12/15/10 – T. Marc Schober – Seeking Alpha
Organic farming entails tasks like planting and harvesting, but organic farmers have additional work that differs greatly from conventional farmers. Organic production is very specific to comply with certifications and requirements mandated by the National Organic Program (NOP), which was created through the Organic Foods Production Act of 1990 (OFPA). The NOP develops, implements, and administers national production, handling and labeling USDA standards.
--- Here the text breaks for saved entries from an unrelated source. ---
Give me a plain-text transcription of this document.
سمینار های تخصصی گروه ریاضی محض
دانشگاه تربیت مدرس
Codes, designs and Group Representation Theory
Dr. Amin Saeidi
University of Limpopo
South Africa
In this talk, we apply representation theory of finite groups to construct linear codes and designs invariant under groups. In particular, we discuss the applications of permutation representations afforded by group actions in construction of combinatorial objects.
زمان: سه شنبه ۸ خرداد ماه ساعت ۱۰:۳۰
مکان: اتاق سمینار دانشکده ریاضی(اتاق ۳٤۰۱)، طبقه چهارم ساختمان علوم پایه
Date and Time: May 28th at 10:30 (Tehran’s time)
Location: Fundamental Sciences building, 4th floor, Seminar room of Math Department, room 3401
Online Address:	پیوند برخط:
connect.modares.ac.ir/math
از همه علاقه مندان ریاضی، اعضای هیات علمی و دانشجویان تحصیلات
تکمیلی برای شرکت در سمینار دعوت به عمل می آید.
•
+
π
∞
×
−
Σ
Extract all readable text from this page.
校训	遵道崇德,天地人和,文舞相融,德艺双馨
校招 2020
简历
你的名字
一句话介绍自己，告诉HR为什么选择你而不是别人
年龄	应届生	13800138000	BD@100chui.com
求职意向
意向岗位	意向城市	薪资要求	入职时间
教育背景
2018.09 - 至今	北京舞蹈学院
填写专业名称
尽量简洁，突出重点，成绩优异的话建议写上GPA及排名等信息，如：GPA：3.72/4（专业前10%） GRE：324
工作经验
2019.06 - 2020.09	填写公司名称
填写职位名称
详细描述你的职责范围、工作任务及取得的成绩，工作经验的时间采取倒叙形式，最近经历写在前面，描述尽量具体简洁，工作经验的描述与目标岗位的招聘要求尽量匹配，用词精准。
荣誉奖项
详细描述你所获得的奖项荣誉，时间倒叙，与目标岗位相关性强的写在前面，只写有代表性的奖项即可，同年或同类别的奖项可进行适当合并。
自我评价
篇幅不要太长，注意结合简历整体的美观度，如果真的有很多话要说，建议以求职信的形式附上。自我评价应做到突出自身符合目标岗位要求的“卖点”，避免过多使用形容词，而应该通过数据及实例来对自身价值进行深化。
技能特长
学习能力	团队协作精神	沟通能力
When dealing with food production, the term, “organic” is not interchangeable with natural, free-range, or hormone-free. Organic grains, primarily corn and soybeans, can be very profitable for farmers as organic grains can sell for large premiums from farmers who are certified. The growing consumption of organic foods is also helping increase the value of U.S. farmland because more land is required to produce organic food since yields are typically lower than conventional farming.
What is Organic?
Organic foods and grains are produced without using pesticides, non-organic fertilizers, antibiotics, and hormones. Farmers that use organic production methods, and that have been certified organic by the NOP’s 55 domestic or 42 foreign accredited certifying agents, can sell their grains to organic handlers and producers. For a farmer to be certified, they must present an application to an accredited certifying agent with four items included:
• The type of operation to be certified
• A history of substances applied to land for the previous 3 years
• The organic products being grown
• The organic system plan describing practices and substances used in production.